A religiosidade, o misticismo, os
mantras, a Ioga e as práticas de cura nos trazem a lembrança da Índia. Nós,
ocidentais, fascinados, necessitados, fazemos turismo pra Índia, já que muito
pouco de seus costumes são por nós copiados. Todavia, existe um outro lado da
Índia. Um lado que nós não observaríamos nunca, se observados condenaríamos. Nos
colocam uma peneira, um tapa-olhos pra que não saibamos. Embaixo do tapete
colocam as coisas feias, condenáveis pra que a humanidade ignore, esqueça. Assim
é o leite colocado em vasos pra consumo dos ratos enormes, que lhe transferem
saúde e coisas boas pra ser bebido por certos grupos de indianos. Também o Rio
dos Batismos, onde excrementos humanos, cinza de corpos cremados e outros
restos convivem flutuando ou não, nas águas sagradas. Mas, o triste e
condenável mesmo é no plano sexual. O sexo feminino é desvalorizado. Crianças
de 8 a 12 anos são vendidas para serem usadas nos trabalhos caseiros ou na
prática do sexo, apesar da tenra idade. Novelas e filmes não retratam essa
violência sexual. Queixas pouco adiantam. Raramente o estupro leva à punição, à
cadeia.
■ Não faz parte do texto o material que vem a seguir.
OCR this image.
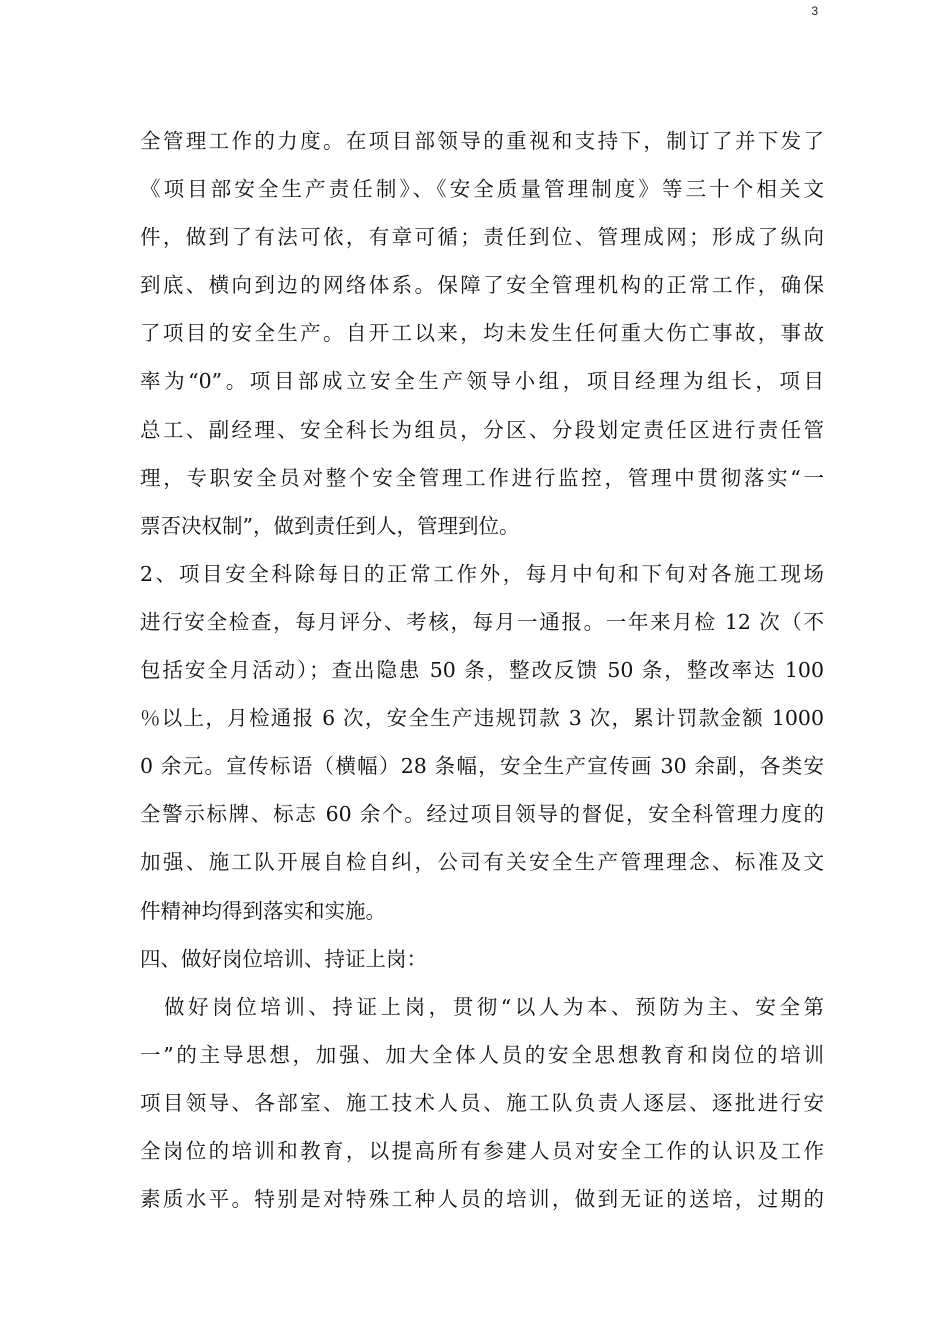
3
全管理工作的力度。在项目部领导的重视和支持下，制订了并下发了
《项目部安全生产责任制》、《安全质量管理制度》等三十个相关文
件，做到了有法可依，有章可循；责任到位、管理成网；形成了纵向
到底、横向到边的网络体系。保障了安全管理机构的正常工作，确保
了项目的安全生产。自开工以来，均未发生任何重大伤亡事故，事故
率为“0”。项目部成立安全生产领导小组，项目经理为组长，项目
总工、副经理、安全科长为组员，分区、分段划定责任区进行责任管
理，专职安全员对整个安全管理工作进行监控，管理中贯彻落实“一
票否决权制”，做到责任到人，管理到位。
2、项目安全科除每日的正常工作外，每月中旬和下旬对各施工现场
进行安全检查，每月评分、考核，每月一通报。一年来月检 12 次（不
包括安全月活动）；查出隐患 50 条，整改反馈 50 条，整改率达 100
％以上，月检通报 6 次，安全生产违规罚款 3 次，累计罚款金额 1000
0 余元。宣传标语（横幅）28 条幅，安全生产宣传画 30 余副，各类安
全警示标牌、标志 60 余个。经过项目领导的督促，安全科管理力度的
加强、施工队开展自检自纠，公司有关安全生产管理理念、标准及文
件精神均得到落实和实施。
四、做好岗位培训、持证上岗：
　做好岗位培训、持证上岗，贯彻“以人为本、预防为主、安全第
一”的主导思想，加强、加大全体人员的安全思想教育和岗位的培训
项目领导、各部室、施工技术人员、施工队负责人逐层、逐批进行安
全岗位的培训和教育，以提高所有参建人员对安全工作的认识及工作
素质水平。特别是对特殊工种人员的培训，做到无证的送培，过期的
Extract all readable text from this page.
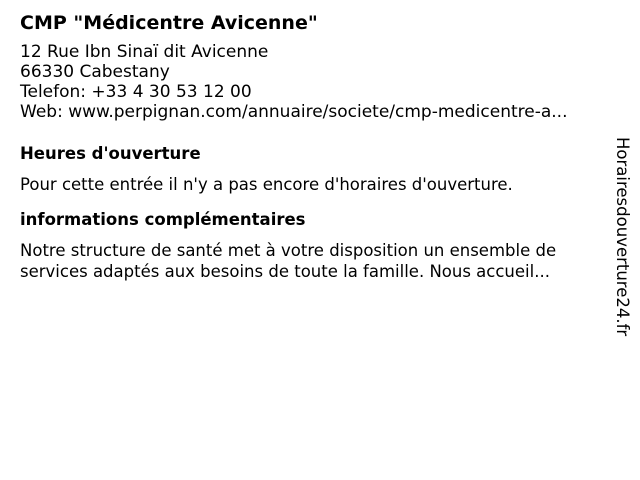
CMP "Médicentre Avicenne"
12 Rue Ibn Sinaï dit Avicenne
66330 Cabestany
Telefon: +33 4 30 53 12 00
Web: www.perpignan.com/annuaire/societe/cmp-medicentre-a...
Heures d'ouverture
Pour cette entrée il n'y a pas encore d'horaires d'ouverture.
informations complémentaires
Notre structure de santé met à votre disposition un ensemble de
services adaptés aux besoins de toute la famille. Nous accueil...	Horairesdouverture24.fr
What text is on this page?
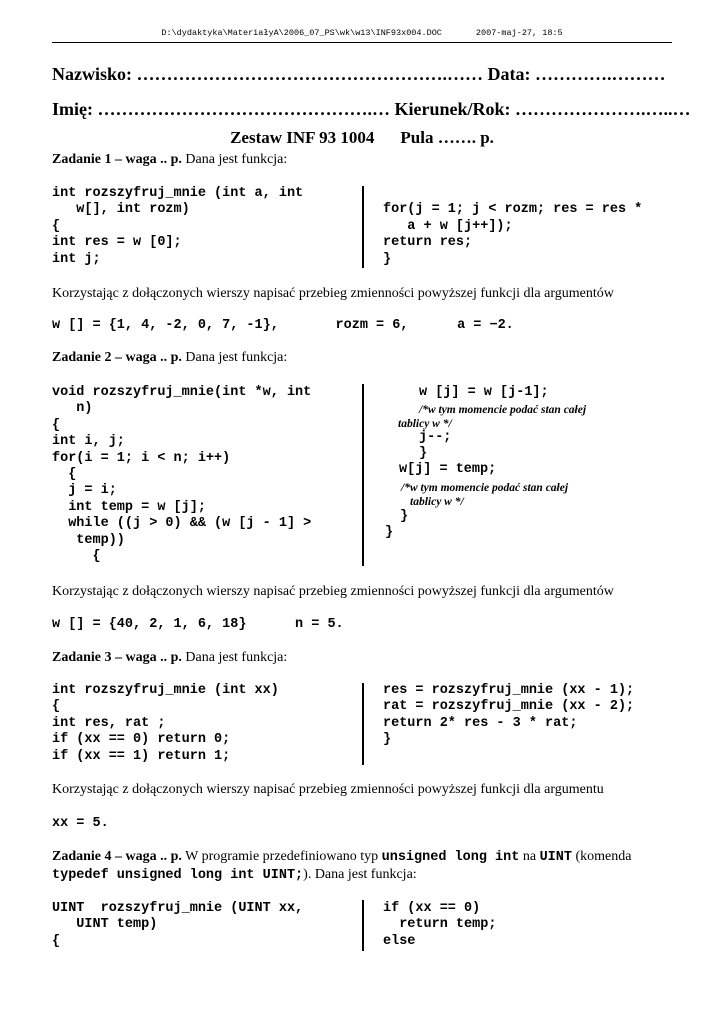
D:\dydaktyka\MateriałyA\2006_07_PS\wk\w13\INF93x004.DOC	2007-maj-27, 18:5
Nazwisko: …………………………………………….…… Data: ………….………
Imię: ……………………………………….… Kierunek/Rok: ………………….…..…
Zestaw INF 93 1004 Pula ……. p.
Zadanie 1 – waga .. p. Dana jest funkcja:
int rozszyfruj_mnie (int a, int
w[], int rozm)
{
int res = w [0];
int j;

for(j = 1; j < rozm; res = res *
a + w [j++]);
return res;
}
Korzystając z dołączonych wierszy napisać przebieg zmienności powyższej funkcji dla argumentów
w [] = {1, 4, -2, 0, 7, -1},       rozm = 6,      a = −2.
Zadanie 2 – waga .. p. Dana jest funkcja:
void rozszyfruj_mnie(int *w, int
n)
{
int i, j;
for(i = 1; i < n; i++)
{
j = i;
int temp = w [j];
while ((j > 0) && (w [j - 1] >
temp))
{
w [j] = w [j-1];
/*w tym momencie podać stan całej
tablicy w */
j--;
}
w[j] = temp;
/*w tym momencie podać stan całej
tablicy w */
}
}
Korzystając z dołączonych wierszy napisać przebieg zmienności powyższej funkcji dla argumentów
w [] = {40, 2, 1, 6, 18}      n = 5.
Zadanie 3 – waga .. p. Dana jest funkcja:
int rozszyfruj_mnie (int xx)
{
int res, rat ;
if (xx == 0) return 0;
if (xx == 1) return 1;
res = rozszyfruj_mnie (xx - 1);
rat = rozszyfruj_mnie (xx - 2);
return 2* res - 3 * rat;
}
Korzystając z dołączonych wierszy napisać przebieg zmienności powyższej funkcji dla argumentu
xx = 5.
Zadanie 4 – waga .. p. W programie przedefiniowano typ unsigned long int na UINT (komenda
typedef unsigned long int UINT;). Dana jest funkcja:
UINT  rozszyfruj_mnie (UINT xx,
UINT temp)
{
if (xx == 0)
return temp;
else
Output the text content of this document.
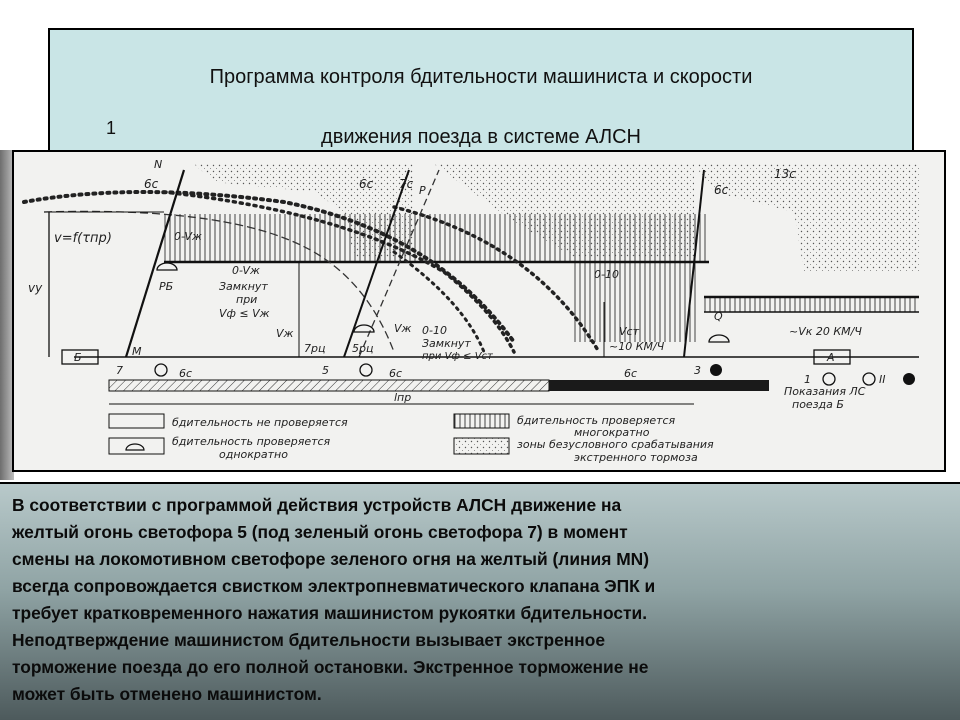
Программа контроля бдительности машиниста и скорости
1	движения поезда в системе АЛСН
N
M
P
Q
6c	6с 7c
13с
6с
v=f(τпр)
vy
0-Vж
0-Vж
Замкнут
при
Vф ≤ Vж
0-10
Замкнут
при Vф ≤ Vст
0-10
Vж	Vж
РБ
7рц 5рц
Vст
~10 КМ/Ч
~Vк 20 КМ/Ч
Б	А
7	5	3
1	II
6с	6с	6с
lпр	Показания ЛС
поезда Б
бдительность не проверяется
бдительность проверяется
однократно
бдительность проверяется
многократно
зоны безусловного срабатывания
экстренного тормоза
В соответствии с программой действия устройств АЛСН движение на
желтый огонь светофора 5 (под зеленый огонь светофора 7) в момент
смены на локомотивном светофоре зеленого огня на желтый (линия MN)
всегда сопровождается свистком электропневматического клапана ЭПК и
требует кратковременного нажатия машинистом рукоятки бдительности.
Неподтверждение машинистом бдительности вызывает экстренное
торможение поезда до его полной остановки. Экстренное торможение не
может быть отменено машинистом.
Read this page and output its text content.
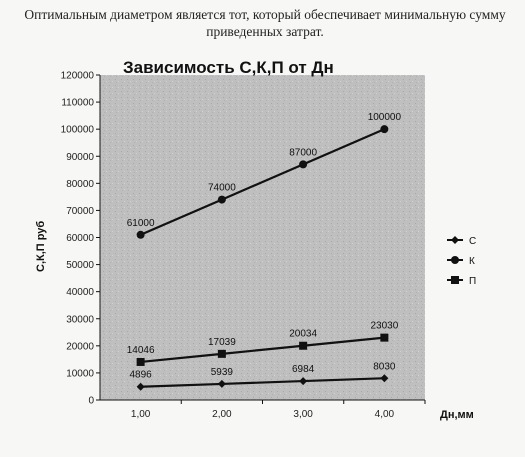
Оптимальным диаметром является тот, который обеспечивает минимальную сумму
приведенных затрат.
0
10000
20000
30000
40000
50000
60000
70000
80000
90000
100000
110000
120000
1,00	2,00	3,00	4,00
4896	5939	6984	8030
61000
74000
87000
100000
14046
17039
20034
23030
Зависимость С,К,П от Дн
Дн,мм
С,К,П руб	С
К
П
Não é crime por lá. Autoridades desencorajam a menina ou mulher
abusada. Mandam-na pra casa, pois quase nada podem fazer. A cada duas horas uma
pessoa do sexo feminino é estuprada, na Índia. Sem punição, a violência sexual
contra a mulher é estimulada. A visão moderna de direitos e igualdade da mulher
não consegue superar a visão patriarcal, na Índia. Mulher é tratada como coisa.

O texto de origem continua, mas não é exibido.